Here we used a well-established rodent model to analyze circadian deregulation-induced breast cancer. Although rat strains differ in cancer susceptibility, such as Sprague Dawley rats being prone to spontaneous breast cancer, rats are excellent experimental models and have been used to study circadian regulation and breast carcinogensis [20, 21, 22]. Numerous publications have provided consistent evidence that circadian disruption acts as a carcinogen in breast cancer development, but no studies have conducted large-scale gene expression profiles on CD-induced changes in mammary tissues. Therefore, in this study we investigated the effect of varying degrees of CD on gene expression in rat mammary tissues. Although our findings did not produce any significant patterns based on the degree of CD or tissue extraction time, one group, the two-week chronic ZT19 group, did illustrate drastic changes in gene expression, thus indicating that long-term circadian disruption may be linked to a cascade of differential gene expression in mammary tissues (Figure 1 and 2; Table 1).

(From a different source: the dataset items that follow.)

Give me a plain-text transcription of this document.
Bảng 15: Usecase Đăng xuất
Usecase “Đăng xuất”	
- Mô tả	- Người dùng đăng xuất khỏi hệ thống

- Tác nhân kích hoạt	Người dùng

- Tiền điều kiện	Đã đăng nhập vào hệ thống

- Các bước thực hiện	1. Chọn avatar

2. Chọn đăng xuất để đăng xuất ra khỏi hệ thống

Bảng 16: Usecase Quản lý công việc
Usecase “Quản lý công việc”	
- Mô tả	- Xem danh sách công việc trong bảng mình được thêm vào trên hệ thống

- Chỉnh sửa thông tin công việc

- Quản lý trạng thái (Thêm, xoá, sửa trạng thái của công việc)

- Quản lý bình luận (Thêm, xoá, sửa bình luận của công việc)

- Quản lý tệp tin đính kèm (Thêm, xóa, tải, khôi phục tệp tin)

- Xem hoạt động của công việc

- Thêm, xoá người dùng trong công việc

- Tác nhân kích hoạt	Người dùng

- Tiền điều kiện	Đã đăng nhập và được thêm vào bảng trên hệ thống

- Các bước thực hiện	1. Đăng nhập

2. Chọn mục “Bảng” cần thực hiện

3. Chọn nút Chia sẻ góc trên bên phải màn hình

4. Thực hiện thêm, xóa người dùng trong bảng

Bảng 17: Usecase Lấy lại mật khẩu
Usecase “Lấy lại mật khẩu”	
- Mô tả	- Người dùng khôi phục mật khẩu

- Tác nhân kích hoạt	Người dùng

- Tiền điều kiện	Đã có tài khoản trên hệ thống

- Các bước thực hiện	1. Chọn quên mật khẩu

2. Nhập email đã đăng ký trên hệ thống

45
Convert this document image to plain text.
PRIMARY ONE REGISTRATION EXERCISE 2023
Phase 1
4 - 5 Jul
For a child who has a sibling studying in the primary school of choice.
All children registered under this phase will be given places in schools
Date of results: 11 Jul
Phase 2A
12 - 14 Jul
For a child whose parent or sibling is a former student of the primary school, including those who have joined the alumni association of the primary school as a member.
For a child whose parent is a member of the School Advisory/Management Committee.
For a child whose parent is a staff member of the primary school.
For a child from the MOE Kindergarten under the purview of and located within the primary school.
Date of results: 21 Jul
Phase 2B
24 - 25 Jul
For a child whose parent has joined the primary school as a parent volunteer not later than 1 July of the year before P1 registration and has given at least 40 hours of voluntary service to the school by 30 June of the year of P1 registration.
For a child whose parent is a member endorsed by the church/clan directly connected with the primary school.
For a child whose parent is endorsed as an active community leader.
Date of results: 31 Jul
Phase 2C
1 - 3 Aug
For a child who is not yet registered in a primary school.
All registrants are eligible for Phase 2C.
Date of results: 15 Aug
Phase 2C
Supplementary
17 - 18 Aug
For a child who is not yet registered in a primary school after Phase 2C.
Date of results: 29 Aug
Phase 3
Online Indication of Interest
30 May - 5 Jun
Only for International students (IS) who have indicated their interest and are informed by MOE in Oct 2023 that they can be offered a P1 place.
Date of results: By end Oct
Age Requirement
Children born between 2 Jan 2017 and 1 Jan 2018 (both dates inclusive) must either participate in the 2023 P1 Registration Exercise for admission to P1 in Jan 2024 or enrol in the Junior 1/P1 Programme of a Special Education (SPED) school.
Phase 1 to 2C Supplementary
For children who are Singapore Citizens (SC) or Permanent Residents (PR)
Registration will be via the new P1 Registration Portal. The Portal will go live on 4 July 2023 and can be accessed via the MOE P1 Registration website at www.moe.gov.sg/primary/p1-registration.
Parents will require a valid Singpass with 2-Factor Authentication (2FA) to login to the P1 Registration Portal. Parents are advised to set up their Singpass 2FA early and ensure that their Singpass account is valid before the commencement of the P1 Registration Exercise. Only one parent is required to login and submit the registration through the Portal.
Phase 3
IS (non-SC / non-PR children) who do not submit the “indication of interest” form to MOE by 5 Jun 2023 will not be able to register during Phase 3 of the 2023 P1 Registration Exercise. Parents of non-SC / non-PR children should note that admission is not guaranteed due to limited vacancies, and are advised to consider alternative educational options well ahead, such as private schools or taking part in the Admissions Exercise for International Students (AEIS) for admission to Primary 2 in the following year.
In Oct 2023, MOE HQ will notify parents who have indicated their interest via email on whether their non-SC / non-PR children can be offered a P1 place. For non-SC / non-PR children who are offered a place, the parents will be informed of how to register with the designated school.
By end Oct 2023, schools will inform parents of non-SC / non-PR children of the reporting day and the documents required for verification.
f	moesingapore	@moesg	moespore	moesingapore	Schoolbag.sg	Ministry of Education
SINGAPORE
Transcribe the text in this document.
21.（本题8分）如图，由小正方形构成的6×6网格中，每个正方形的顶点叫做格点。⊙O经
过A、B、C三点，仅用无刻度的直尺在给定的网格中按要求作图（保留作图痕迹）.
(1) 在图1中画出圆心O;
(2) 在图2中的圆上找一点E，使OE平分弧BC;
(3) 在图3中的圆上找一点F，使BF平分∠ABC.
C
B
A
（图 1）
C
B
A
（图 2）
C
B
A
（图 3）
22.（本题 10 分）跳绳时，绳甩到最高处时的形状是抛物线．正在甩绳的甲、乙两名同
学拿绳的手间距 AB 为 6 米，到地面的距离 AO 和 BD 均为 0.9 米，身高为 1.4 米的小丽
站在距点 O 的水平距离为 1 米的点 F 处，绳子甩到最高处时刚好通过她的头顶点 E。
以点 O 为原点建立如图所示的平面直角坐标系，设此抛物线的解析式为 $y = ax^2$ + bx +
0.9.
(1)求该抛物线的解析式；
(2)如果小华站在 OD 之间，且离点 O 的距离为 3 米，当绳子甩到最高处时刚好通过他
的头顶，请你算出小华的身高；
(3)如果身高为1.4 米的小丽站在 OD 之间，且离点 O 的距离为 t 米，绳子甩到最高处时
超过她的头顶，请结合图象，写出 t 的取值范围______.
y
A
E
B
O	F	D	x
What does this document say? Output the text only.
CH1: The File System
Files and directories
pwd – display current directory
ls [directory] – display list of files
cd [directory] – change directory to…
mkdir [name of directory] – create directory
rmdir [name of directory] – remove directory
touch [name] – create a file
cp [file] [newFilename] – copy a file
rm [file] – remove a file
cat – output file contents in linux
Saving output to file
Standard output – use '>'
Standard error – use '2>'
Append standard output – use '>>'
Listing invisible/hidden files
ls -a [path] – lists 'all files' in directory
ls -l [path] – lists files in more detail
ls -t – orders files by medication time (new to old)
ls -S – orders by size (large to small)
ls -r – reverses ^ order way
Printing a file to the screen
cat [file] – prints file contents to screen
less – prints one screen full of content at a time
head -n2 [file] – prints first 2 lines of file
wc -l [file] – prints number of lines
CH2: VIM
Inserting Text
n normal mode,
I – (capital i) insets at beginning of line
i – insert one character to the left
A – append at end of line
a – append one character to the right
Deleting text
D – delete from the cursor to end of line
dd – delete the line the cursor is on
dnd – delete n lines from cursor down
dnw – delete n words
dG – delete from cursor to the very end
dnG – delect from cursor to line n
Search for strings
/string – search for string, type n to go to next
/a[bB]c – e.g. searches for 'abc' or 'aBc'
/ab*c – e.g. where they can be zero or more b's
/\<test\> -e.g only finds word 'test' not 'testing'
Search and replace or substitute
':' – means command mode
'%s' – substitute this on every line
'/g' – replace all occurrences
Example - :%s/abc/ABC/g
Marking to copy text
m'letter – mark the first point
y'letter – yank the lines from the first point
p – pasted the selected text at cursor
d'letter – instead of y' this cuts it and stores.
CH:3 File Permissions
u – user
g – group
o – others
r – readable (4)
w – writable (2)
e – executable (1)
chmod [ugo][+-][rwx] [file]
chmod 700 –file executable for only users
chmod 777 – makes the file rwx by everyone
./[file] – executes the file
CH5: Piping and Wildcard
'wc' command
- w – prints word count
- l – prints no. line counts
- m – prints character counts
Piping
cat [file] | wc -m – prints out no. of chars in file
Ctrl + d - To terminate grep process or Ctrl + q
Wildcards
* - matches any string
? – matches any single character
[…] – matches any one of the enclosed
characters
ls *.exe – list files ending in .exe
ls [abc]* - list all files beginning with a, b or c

DNA repair mechanisms are key components of the DNA damage response, and the sequencing data illustrates that several DNA repair pathways were aberrantly expressed due to CD in the two-week chronic ZT19 group (Figure 3). Specifically, gene-specific pathway analysis showed that key genes in base excision repair (BER), homologous recombination (HR), mismatch repair (MMR), and nucleotide excision repair (NER) were down regulated (Figures 4‒6). Decreased DNA repair has been associated with increased genomic instability and progression of cancer, and these results show that CD may decrease DNA repair on multiple fronts [8]. Furthermore, amongst these repair mechanisms, homologous recombination has been shown to play a crucial role in breast cancer development [23]. HR is involved in double strand break (DSB) repairs, and mutations to genes involved in this process are linked to tumours and gene rearrangements; HR can also be viewed as a last resort for DNA repair if DNA lesions are not identified and mended by other repair mechanisms [23]. Gene pathway analysis illustrates that CD-induced down regulation of HR was associated with decreased expression of BRCA2, a tumour suppressor gene that has been extensively linked to breast cancer development (Figure 5) [24]. Lowered expression of Rad50 and Mre11, both of which are key components of the MRN complex and linked to increased breast cancer susceptibility, was also identified (Figure 5) [25]. In addition, sequencing results illustrate significant decreased expression of the Nusap1 gene (Figure 9), which has been shown to regulate levels of BRCA1, an extensively studied tumour suppressor gene involved in double strand breaks and breast cancer [26]. These results indicate that CD-induced breast cancer development may be linked to aberrant DNA repair through multiple mechanisms, with silencing of important genes involved in homologous recombination possibly playing a crucial role.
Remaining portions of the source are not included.